28/11/2015 09:04 EST | Actualisé 28/11/2015 10:31 EST

Après s'être fait passer les menottes vendredi, l'auteur de la fusillade qui a fait trois morts dans une clinique de planification familiale de Colorado Springs, aurait émis un commentaire laissant croire qu'il est opposé à l'avortement.

Selon un officiel des forces de l'ordre, Robert Lewis Dear aurait dit « plus jamais de bébés démembrés » (« no more baby parts ») après son arrestation. Ce responsable a parlé sous le couvert de l'anonymat, car n'étant pas autorisé à discuter publiquement de l'enquête en cours.

La clinique Planned Parenthood a publié un communiqué samedi disant que des témoins avaient affirmé que le tireur était motivé par son opposition à l'avortement.

La police n'a pas voulu confirmer cette hypothèse.

Le drame a ravivé des enjeux délicats aux États-Unis - l'accès aux armes à feu, le droit à l'avortement et même le débat sur les droits civiques, puisque certains ont souligné que le tireur, un Blanc, avait été arrêté plutôt que tué.

Le suspect, un homme de 57 ans originaire de la Caroline du Nord, a ouvert le feu dans une clinique de l'organisme Planned Parenthood vendredi, tuant par balles trois personnes, dont un policier.

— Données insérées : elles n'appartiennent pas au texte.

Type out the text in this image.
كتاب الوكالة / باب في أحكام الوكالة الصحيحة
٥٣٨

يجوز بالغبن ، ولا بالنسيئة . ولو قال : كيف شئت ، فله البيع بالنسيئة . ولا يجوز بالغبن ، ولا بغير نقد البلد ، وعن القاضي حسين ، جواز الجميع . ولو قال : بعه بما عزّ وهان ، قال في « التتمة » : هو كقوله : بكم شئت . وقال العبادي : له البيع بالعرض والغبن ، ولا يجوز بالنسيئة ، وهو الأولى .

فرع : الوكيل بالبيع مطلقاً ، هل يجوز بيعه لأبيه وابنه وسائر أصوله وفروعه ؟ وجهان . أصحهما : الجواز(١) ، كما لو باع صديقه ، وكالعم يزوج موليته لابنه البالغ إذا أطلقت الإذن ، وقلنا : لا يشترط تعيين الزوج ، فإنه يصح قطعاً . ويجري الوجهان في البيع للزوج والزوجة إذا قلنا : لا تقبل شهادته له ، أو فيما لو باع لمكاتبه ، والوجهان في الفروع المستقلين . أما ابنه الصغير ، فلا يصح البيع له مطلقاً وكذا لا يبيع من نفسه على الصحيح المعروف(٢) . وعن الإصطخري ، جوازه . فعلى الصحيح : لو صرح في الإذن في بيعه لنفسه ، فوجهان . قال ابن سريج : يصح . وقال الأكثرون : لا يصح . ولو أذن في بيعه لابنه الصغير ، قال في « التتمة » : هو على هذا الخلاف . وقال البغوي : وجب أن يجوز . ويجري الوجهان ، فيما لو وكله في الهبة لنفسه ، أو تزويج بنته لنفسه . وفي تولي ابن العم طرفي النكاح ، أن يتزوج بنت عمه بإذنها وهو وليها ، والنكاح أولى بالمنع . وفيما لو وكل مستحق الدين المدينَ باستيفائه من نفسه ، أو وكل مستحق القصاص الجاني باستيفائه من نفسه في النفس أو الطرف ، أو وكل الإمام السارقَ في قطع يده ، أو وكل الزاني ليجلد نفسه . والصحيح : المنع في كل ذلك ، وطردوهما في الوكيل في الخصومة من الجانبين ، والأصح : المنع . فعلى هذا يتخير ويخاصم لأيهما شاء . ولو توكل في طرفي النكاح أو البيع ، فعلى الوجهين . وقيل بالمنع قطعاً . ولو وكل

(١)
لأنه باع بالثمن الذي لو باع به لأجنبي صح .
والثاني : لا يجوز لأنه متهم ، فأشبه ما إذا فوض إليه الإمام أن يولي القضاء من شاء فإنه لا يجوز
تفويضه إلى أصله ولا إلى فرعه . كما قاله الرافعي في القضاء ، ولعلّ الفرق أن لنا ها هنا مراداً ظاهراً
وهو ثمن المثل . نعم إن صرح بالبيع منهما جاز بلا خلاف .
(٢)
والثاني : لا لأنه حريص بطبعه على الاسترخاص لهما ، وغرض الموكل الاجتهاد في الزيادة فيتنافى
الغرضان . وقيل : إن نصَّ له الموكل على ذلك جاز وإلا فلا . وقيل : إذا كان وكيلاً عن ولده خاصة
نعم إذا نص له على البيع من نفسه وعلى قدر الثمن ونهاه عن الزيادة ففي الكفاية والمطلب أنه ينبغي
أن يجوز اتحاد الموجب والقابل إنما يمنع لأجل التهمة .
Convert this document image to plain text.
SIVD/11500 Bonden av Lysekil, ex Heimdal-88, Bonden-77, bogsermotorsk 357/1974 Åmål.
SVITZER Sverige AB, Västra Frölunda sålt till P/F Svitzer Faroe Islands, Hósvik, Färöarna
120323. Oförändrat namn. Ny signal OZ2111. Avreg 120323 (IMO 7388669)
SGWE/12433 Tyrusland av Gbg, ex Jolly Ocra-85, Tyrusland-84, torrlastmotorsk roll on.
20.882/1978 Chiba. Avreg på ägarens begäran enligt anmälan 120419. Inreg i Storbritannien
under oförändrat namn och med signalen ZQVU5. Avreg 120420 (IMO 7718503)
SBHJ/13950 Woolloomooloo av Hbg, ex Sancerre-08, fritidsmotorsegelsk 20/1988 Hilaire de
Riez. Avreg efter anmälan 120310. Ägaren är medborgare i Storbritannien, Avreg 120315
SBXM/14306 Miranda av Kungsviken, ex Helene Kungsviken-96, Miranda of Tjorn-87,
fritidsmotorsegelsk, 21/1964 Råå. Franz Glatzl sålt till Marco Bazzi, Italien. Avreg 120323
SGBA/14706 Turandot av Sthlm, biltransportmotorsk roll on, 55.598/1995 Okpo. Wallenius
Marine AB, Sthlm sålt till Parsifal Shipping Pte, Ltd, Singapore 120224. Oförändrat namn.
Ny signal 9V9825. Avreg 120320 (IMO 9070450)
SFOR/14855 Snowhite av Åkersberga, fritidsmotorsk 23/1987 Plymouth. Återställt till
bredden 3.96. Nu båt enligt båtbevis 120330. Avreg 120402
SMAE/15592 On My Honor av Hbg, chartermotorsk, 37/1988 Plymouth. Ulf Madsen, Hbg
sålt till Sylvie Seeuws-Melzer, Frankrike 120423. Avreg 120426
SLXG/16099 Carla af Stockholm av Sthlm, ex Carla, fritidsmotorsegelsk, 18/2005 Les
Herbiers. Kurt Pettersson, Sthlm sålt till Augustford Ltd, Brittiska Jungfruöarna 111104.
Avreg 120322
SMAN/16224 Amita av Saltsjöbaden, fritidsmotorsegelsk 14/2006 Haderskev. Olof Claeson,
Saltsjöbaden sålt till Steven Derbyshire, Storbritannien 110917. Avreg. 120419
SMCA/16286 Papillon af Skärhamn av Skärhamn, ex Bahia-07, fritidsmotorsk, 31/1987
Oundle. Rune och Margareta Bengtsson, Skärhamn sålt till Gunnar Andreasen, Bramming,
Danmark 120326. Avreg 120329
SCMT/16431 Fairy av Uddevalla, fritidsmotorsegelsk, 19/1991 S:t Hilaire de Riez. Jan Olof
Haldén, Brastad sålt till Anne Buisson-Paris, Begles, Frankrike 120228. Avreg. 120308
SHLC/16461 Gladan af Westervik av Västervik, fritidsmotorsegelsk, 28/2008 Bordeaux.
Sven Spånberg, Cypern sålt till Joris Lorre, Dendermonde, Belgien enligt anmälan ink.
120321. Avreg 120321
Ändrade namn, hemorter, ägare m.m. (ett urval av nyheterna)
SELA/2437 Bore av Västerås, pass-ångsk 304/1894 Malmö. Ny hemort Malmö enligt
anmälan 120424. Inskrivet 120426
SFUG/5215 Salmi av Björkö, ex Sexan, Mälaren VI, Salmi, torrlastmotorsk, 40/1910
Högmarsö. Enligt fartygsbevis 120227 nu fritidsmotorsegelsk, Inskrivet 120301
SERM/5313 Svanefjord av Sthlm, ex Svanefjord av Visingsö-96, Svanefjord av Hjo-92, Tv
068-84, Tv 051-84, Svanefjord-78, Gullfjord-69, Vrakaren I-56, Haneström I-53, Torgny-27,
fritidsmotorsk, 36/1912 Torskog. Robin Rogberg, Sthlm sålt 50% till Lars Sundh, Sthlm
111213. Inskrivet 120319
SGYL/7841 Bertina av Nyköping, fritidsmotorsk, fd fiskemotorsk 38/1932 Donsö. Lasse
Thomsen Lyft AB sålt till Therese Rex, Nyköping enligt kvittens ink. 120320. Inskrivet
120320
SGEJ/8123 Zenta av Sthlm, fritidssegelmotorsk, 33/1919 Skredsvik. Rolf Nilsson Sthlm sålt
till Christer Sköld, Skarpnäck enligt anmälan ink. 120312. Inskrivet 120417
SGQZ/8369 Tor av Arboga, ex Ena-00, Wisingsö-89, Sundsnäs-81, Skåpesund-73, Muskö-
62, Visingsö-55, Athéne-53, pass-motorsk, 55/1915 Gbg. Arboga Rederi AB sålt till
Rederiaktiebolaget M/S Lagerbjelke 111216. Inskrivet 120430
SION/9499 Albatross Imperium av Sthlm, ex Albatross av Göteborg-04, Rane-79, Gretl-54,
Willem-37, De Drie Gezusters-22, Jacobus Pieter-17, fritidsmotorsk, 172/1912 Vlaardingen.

Le tireur a tenu en haleine les policiers pendant plusieurs heures avant de se rendre. Cinq heures après les premiers coups de feu, les policiers ont escorté à l'extérieur du bâtiment un homme arborant un chandail blanc.

Selon les dossiers de la prison, le suspect comparaîtra en cour lundi.

Par ailleurs, les objets retrouvés à l'extérieur de l'édifice où s'est déroulée la fusillade ne représentent plus une menace, selon les autorités.

Ceux qui ont fréquenté Robert Lewis Dear le décrivent comme un homme qui évitait les contacts visuels et qui semblait n'avoir que peu de convictions religieuses et politiques. L'homme vivait en partie dans un chalet de la Caroline du Nord sans électricité ni eau courante. Ses voisins ont confié qu'il était très renfermé et que les rares conversations qu'il tenait étaient souvent décousues.

Le président Barack Obama a déclaré samedi que de tels événements n'étaient « pas normaux » et qu'ils ne devraient pas « devenir normaux ». « Nous devons faire quelque chose quant à la facilité d'accès aux armes à feu dans nos rues à des gens qui ne devraient pas en posséder. Point. Assez c'est assez », a-t-il tranché dans un communiqué.

Le président américain n'a pas caché son impatience pour resserrer les lois sur l'accès aux armes à feu dans la foulée des nombreuses fusillades tragiques survenues dans les derniers mois.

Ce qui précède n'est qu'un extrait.